Görgü tanıklarının ifadeleri ve arşiv belgeleri, Çokay’ın, Sovyet otoritelerinin kendisine atfedilen sakıncalı amaçlarla hiçbir ilgisi olmayan, Sovyet baskısına karşı yılmayan özgürlük savaşçısı olarak gerçek rolünü açığa çıkarmaktadır. Onun faaliyetleri, Sovyet propagandası kroniklerinde sıkça uydurulan kötü niyetli amaçlarla değil, despot Sovyet rejimine karşı mücadelede uluslararası destek sağlama arzusuna dayanmaktadır.

 Sovyet rejiminin Çokay’ı ihanetle suçlaması, muhalefeti bastırmak ve tarihsel anlatıları çarpıtmak için uygulanan geniş kapsamlı bir stratejinin simgesidir. “Hain” tabiri delillere dayanarak değil, Sovyet politikasına karşı çıkabilecekleri susturmak ve uyarmak için siyasi bir araç olarak kullanılmıştır. “Sovyetler Birliği’nin “Çokay’a yönelik “İhanet” suçlamaları ve “Çokay’ın tarihçiler tarafından değerlendirmesi” başlıklı ders notları, onu bir hain olarak değil, küresel siyasetin tehlikeli akımlarında Türkistan’ın onurunu korumayı amaçlayan siyasi öngörüsü olan ileri görüşlü bir lider olarak yeniden değerlendirme ortamını oluşturmaktadır.

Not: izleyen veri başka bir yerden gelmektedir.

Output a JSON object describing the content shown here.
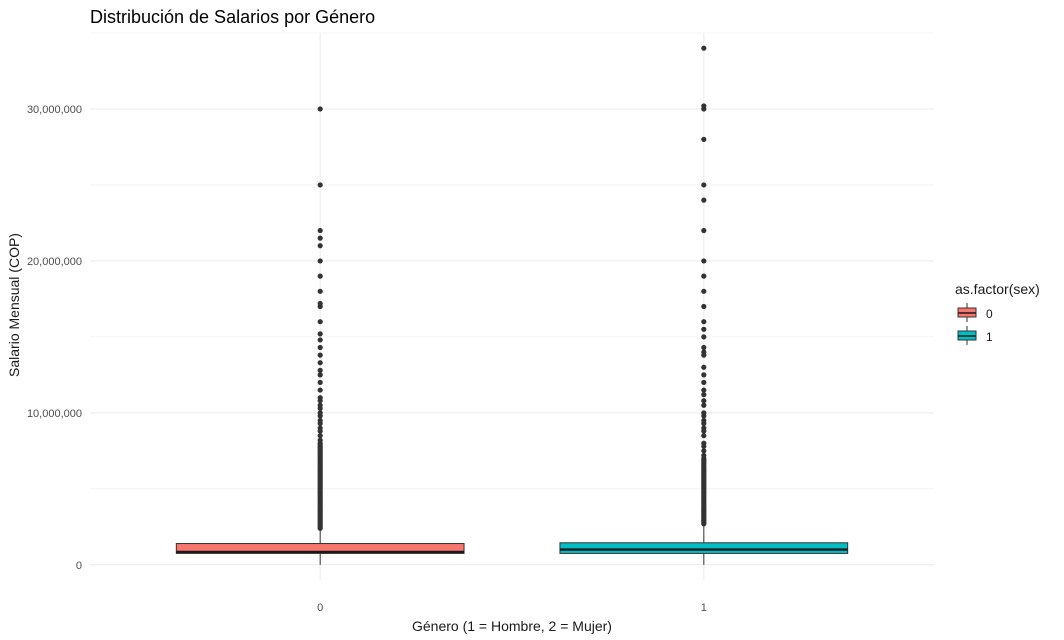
{
  "chart_data": {
    "type": "boxplot",
    "title": "Distribución de Salarios por Género",
    "xlabel": "Género (1 = Hombre, 2 = Mujer)",
    "ylabel": "Salario Mensual (COP)",
    "ylim": [
      -1000000,
      35000000
    ],
    "y_ticks": [
      0,
      10000000,
      20000000,
      30000000
    ],
    "y_tick_labels": [
      "0",
      "10,000,000",
      "20,000,000",
      "30,000,000"
    ],
    "grid": true,
    "legend": {
      "title": "as.factor(sex)",
      "position": "right",
      "entries": [
        {
          "label": "0",
          "color": "#F8766D"
        },
        {
          "label": "1",
          "color": "#00BFC4"
        }
      ]
    },
    "categories": [
      "0",
      "1"
    ],
    "series": [
      {
        "category": "0",
        "color": "#F8766D",
        "q1": 750000,
        "median": 850000,
        "q3": 1400000,
        "whisker_low": 0,
        "whisker_high": 2300000,
        "outliers": [
          2400000,
          2500000,
          2600000,
          2700000,
          2800000,
          2900000,
          3000000,
          3100000,
          3200000,
          3300000,
          3400000,
          3500000,
          3600000,
          3700000,
          3800000,
          3900000,
          4000000,
          4100000,
          4200000,
          4300000,
          4400000,
          4500000,
          4600000,
          4700000,
          4800000,
          4900000,
          5000000,
          5100000,
          5200000,
          5300000,
          5400000,
          5500000,
          5600000,
          5700000,
          5800000,
          5900000,
          6000000,
          6100000,
          6200000,
          6300000,
          6400000,
          6500000,
          6600000,
          6700000,
          6800000,
          6900000,
          7000000,
          7100000,
          7200000,
          7300000,
          7400000,
          7500000,
          7600000,
          7700000,
          7800000,
          7900000,
          8000000,
          8200000,
          8500000,
          8800000,
          9000000,
          9300000,
          9500000,
          9800000,
          10000000,
          10300000,
          10500000,
          10800000,
          11000000,
          11500000,
          12000000,
          12500000,
          12800000,
          13300000,
          13800000,
          14300000,
          14800000,
          15200000,
          16000000,
          17000000,
          17200000,
          18000000,
          19000000,
          20000000,
          21000000,
          21500000,
          22000000,
          25000000,
          30000000
        ]
      },
      {
        "category": "1",
        "color": "#00BFC4",
        "q1": 750000,
        "median": 1000000,
        "q3": 1450000,
        "whisker_low": 0,
        "whisker_high": 2600000,
        "outliers": [
          2700000,
          2800000,
          2900000,
          3000000,
          3100000,
          3200000,
          3300000,
          3400000,
          3500000,
          3600000,
          3700000,
          3800000,
          3900000,
          4000000,
          4100000,
          4200000,
          4300000,
          4400000,
          4500000,
          4600000,
          4700000,
          4800000,
          4900000,
          5000000,
          5100000,
          5200000,
          5300000,
          5400000,
          5500000,
          5600000,
          5700000,
          5800000,
          5900000,
          6000000,
          6100000,
          6200000,
          6300000,
          6400000,
          6500000,
          6600000,
          6700000,
          6800000,
          6900000,
          7000000,
          7200000,
          7500000,
          7800000,
          8000000,
          8500000,
          8800000,
          9000000,
          9300000,
          9500000,
          9800000,
          10000000,
          10500000,
          10800000,
          11200000,
          11500000,
          12000000,
          12500000,
          13000000,
          13800000,
          14000000,
          14300000,
          15000000,
          15500000,
          16000000,
          17000000,
          18000000,
          19000000,
          20000000,
          22000000,
          24000000,
          25000000,
          28000000,
          30000000,
          30200000,
          34000000
        ]
      }
    ]
  }
}
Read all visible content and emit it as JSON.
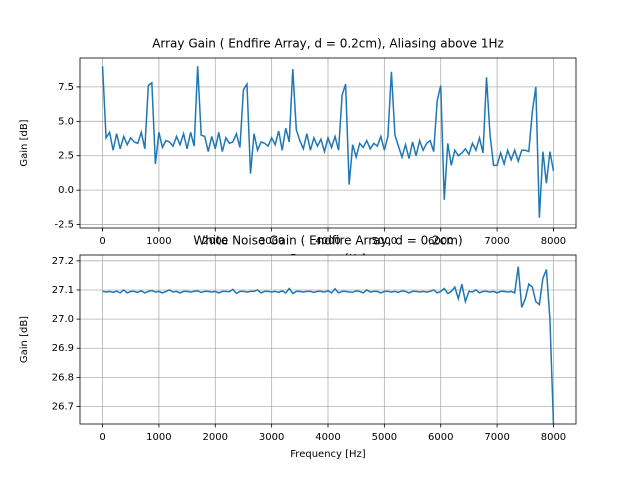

Mustafa Çokay gibi tarihi şahsiyetler hakkında gerçeği ortaya çıkarmaya ve yaymaya çabalarken günümüz nesli, iktidardakilerin sunduğu anlatılara şüphecilikle yaklaşmalıdır. Sovyet geçmişini eleştirel yaklaşımla gözden geçirerek, özgürlük ve kendi kaderini tayin hakkı ilkeleri uğruna mücadele edenlerin anısına saygı gösterilmesinin yanı sıra daha doğru ve açık bir tarihsel tezi sağlamış oluruz.